The undocumented children — most of whom are now in camps after IS lost control of the territory it held in Iraq — are a “possible human time bomb,” Jan Egeland, secretary-general of the Norwegian Refugee Council, said on April 30.

“Allowing these children to have an education, health care, simply the right to exist, is key to ensuring a sustainable future for them and for the country,” Egeland said.

In a report titled Barriers From Birth, the group said the Iraqi government considers their birth certificates invalid because they were issued by IS.

Most of the children were born in 2013 to 2017, when the extremist group controlled up to nearly one-third of Iraq. Others lost their documents as they fled during the conflict.

The report quoted a health official who said that without a valid birth certificate, children are unable to receive vaccinations in some areas, raising fears that diseases could be contracted and spread.

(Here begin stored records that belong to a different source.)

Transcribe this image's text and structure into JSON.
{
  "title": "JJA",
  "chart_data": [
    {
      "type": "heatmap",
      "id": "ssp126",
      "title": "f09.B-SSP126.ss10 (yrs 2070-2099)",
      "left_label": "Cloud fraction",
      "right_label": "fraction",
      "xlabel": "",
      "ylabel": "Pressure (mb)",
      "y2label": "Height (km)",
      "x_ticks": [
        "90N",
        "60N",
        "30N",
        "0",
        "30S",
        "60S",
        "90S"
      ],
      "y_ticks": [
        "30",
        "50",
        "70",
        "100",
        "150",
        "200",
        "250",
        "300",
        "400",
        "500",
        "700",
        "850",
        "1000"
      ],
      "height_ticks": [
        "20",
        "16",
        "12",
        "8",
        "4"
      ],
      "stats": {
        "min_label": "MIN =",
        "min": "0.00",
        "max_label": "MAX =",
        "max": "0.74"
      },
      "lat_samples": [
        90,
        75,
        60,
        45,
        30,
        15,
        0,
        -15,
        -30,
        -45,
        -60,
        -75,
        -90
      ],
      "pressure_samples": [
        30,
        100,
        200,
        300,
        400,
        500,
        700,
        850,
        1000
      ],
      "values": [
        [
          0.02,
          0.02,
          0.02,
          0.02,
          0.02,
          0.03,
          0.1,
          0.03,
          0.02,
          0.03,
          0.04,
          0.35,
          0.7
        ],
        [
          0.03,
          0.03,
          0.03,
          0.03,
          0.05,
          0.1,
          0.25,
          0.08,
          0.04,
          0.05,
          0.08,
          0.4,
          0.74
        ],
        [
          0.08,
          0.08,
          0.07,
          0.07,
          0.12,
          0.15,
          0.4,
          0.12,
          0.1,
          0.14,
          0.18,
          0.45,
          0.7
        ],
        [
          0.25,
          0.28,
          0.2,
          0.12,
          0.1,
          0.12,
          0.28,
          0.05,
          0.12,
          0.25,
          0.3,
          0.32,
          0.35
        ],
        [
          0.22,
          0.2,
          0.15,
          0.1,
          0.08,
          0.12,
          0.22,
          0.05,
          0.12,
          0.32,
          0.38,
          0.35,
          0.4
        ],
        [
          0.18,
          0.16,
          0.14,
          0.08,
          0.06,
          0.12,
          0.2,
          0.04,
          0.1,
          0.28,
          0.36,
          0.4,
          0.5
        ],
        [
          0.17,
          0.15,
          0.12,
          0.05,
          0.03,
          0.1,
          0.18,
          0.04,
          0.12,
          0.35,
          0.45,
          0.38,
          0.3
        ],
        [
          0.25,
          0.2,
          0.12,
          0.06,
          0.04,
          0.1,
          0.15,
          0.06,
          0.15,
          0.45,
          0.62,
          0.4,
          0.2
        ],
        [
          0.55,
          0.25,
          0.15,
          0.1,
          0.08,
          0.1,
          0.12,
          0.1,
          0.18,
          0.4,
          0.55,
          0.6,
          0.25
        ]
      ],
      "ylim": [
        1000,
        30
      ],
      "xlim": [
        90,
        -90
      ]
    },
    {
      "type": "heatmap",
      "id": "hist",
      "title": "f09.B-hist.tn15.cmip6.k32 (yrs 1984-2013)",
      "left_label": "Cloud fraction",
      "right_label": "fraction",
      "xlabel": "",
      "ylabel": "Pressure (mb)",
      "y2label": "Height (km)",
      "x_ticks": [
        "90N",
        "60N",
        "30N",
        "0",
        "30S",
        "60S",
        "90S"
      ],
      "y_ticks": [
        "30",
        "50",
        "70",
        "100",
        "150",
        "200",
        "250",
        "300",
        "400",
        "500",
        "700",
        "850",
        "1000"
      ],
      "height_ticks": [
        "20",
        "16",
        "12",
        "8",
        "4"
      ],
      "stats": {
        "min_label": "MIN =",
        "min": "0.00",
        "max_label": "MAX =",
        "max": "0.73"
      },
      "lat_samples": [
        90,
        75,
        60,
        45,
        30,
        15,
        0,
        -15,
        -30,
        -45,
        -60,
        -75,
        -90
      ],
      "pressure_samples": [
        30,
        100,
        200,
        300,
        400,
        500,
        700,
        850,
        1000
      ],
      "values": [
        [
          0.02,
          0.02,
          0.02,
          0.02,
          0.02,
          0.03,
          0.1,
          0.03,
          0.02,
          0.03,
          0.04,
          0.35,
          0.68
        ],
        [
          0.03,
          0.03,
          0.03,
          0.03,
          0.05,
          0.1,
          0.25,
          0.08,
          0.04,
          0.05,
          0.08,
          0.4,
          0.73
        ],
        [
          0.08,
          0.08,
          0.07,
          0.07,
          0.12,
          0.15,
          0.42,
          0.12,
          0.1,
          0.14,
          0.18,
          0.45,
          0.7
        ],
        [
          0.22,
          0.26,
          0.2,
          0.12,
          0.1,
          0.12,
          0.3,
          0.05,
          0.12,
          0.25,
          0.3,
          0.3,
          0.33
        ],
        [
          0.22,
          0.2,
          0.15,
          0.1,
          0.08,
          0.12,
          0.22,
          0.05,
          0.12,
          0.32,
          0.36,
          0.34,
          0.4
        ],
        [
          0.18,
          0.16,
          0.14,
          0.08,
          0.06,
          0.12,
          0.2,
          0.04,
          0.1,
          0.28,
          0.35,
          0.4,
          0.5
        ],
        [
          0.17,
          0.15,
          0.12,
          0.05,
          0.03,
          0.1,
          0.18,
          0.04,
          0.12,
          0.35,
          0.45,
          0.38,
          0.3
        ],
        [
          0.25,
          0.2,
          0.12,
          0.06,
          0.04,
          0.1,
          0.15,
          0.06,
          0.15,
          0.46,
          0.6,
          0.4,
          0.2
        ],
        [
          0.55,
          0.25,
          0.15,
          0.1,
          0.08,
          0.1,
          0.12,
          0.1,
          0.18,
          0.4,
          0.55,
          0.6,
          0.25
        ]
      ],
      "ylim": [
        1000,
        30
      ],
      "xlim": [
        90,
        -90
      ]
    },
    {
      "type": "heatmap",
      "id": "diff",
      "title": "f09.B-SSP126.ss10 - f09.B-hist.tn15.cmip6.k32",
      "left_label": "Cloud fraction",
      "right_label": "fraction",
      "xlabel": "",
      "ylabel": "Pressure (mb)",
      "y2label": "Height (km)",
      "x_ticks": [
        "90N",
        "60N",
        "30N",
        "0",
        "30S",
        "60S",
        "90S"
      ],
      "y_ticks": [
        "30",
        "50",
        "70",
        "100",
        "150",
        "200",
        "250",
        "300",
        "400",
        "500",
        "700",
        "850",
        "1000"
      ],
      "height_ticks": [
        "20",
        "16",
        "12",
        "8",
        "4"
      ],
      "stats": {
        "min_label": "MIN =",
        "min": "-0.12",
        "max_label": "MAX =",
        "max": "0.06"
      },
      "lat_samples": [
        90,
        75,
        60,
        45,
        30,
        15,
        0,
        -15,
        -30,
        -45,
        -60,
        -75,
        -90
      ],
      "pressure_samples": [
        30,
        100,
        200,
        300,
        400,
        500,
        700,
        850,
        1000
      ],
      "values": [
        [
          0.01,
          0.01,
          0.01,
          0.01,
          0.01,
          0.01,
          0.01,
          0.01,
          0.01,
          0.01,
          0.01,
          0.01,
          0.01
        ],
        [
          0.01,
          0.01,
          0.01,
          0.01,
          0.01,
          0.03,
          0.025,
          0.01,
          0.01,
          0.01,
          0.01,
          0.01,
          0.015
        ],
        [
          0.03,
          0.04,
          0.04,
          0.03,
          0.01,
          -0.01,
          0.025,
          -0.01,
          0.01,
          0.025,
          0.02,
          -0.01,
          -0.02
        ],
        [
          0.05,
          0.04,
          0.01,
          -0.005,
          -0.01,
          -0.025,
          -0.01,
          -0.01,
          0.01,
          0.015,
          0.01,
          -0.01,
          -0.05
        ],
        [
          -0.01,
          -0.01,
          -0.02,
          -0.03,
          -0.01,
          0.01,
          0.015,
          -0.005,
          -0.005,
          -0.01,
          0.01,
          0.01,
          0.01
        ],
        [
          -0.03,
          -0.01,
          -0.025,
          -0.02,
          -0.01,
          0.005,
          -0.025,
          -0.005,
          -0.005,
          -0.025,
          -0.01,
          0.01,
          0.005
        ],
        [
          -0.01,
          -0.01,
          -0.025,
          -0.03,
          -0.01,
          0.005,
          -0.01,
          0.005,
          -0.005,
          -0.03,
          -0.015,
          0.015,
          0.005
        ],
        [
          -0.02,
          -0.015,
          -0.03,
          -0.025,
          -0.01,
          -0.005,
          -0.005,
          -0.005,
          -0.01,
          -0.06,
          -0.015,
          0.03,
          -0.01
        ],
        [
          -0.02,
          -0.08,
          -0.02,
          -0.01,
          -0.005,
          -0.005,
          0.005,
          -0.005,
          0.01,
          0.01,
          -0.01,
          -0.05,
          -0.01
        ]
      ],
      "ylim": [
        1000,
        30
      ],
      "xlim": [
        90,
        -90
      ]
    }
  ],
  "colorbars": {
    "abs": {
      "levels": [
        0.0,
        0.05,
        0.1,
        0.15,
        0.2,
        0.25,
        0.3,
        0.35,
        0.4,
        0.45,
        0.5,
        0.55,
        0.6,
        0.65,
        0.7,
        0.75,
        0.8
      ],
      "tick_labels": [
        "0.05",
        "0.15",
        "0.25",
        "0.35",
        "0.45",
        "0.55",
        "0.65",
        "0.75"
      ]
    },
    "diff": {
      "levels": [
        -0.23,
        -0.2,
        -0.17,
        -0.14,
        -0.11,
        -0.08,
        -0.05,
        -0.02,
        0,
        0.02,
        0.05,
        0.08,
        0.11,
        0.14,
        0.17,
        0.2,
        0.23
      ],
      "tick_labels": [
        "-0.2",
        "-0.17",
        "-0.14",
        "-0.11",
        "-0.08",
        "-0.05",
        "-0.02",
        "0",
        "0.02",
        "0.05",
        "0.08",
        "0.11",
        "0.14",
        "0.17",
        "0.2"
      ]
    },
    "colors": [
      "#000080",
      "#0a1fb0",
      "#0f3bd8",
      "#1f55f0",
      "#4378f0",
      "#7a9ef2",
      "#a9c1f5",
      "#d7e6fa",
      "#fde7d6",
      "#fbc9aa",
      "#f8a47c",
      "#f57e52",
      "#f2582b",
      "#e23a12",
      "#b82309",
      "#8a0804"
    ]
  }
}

Children need ID documents to enroll in Iraqi schools, and documentation is also often required to obtain graduation certificates.

The report said that as the children reach adulthood, they risk being denied state-recognized marriages, owning property, or even being formally employed.

It is nearly impossible for children from families accused of affiliation with IS to obtain civil documentation in Iraq, the Norwegian Refugee Council said.

“Children are not responsible for crimes committed by their relatives, yet many are denied their basic rights as Iraqi citizens,” Egeland said.

The advocacy group urged the Iraqi authorities to “ensure that undocumented children have the right to exist like any other Iraqi citizen” as a crucial step to guarantee the country’s road to recovery and reconstruction.